Fees are stated in the SOW or invoice. Unless otherwise agreed:

  • Fixed-price projects: 50% deposit upfront, 50% upon completion (or as specified).
  • Monthly/retainer services: Billed monthly in advance.
  • Expenses: Client reimburses pre-approved out-of-pocket expenses.

Payments are due within [10–15] days of invoice. Late payments accrue interest at 1.5% per month or the maximum allowed by law. We may suspend Services for non-payment.

3. Intellectual Property

We retain ownership of all pre-existing materials, methodologies, templates, and tools (“Our IP”). Upon full payment, you receive a non-exclusive, perpetual license to use deliverables specifically created for you under the SOW. You grant us a license to use your materials solely to provide the Services. You represent that you have all rights to provide such materials to us.

4. Confidentiality

Each party agrees to keep confidential the other’s non-public business information disclosed during the engagement and to use it only to perform or receive the Services. This obligation survives termination for [3 years].

5. Warranties & Disclaimers

We warrant that Services will be performed in a professional manner. EXCEPT AS EXPRESSLY STATED, ALL SERVICES ARE PROVIDED “AS IS” WITHOUT WARRANTY OF ANY KIND. WE DISCLAIM ALL IMPLIED WARRANTIES, INCLUDING MERCHANTABILITY, FITNESS FOR A PARTICULAR PURPOSE, AND NON-INFRINGEMENT.

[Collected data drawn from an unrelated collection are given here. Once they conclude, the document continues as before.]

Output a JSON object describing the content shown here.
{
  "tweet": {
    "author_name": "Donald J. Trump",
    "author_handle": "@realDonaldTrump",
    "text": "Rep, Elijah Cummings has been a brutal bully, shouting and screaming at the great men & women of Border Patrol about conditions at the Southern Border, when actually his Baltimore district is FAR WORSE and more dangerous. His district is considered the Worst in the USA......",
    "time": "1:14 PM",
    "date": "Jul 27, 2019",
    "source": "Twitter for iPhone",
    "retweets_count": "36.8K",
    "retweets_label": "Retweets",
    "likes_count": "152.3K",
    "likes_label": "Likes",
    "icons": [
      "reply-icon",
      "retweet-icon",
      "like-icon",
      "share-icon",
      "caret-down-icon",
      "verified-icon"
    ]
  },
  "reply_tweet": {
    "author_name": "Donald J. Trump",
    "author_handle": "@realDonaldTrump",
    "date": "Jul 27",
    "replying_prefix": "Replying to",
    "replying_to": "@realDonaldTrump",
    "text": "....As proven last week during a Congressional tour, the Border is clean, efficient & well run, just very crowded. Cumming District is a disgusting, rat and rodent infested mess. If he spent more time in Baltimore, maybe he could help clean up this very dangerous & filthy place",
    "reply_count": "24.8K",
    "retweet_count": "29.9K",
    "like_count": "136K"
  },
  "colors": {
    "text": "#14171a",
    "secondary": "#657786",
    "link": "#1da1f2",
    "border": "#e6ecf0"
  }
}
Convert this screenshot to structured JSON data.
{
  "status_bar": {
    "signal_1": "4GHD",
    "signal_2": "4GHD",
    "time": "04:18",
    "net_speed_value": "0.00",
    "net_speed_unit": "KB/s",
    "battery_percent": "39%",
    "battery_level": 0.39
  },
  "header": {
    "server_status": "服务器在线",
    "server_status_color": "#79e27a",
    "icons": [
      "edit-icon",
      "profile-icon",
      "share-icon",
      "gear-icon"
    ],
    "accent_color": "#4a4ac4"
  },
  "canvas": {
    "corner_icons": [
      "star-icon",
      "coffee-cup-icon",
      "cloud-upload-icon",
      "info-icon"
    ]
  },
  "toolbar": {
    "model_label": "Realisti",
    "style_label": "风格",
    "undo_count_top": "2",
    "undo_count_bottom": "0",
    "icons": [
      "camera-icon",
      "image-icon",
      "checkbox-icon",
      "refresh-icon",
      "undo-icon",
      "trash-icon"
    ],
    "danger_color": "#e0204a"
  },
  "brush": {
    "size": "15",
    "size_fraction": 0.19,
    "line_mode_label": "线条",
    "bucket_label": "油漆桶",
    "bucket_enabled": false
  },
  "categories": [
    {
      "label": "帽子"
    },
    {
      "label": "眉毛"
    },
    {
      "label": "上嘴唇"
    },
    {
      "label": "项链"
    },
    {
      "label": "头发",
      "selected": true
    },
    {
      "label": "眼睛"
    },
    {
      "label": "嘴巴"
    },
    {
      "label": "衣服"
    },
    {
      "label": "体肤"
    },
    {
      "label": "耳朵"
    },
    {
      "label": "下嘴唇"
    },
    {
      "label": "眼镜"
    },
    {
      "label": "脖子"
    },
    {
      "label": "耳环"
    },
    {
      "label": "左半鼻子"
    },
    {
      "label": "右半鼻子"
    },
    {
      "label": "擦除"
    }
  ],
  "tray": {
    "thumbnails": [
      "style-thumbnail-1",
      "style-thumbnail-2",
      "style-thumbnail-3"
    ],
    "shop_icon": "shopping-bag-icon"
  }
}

6. Limitation of Liability

IN NO EVENT WILL EITHER PARTY BE LIABLE FOR INDIRECT, INCIDENTAL, CONSEQUENTIAL, SPECIAL, OR PUNITIVE DAMAGES, INCLUDING LOST PROFITS, EVEN IF ADVISED OF THE POSSIBILITY. OUR TOTAL LIABILITY ARISING FROM THE SERVICES WILL NOT EXCEED THE FEES PAID BY YOU UNDER THE APPLICABLE SOW IN THE [12] MONTHS PRECEDING THE CLAIM.

7. Termination

Either party may terminate for material breach with [10] days’ written notice if the breach is not cured. Upon termination, you pay all fees for Services rendered up to termination.

8. Governing Law

These Terms are governed by the laws of the State of [Your State, e.g., Delaware or Texas], without regard to conflict of law principles. Disputes will be resolved in [City, State] courts.

9. Miscellaneous

These Terms constitute the entire agreement and supersede prior understandings. No waiver is effective unless in writing. If any provision is unenforceable, the remainder remains in effect.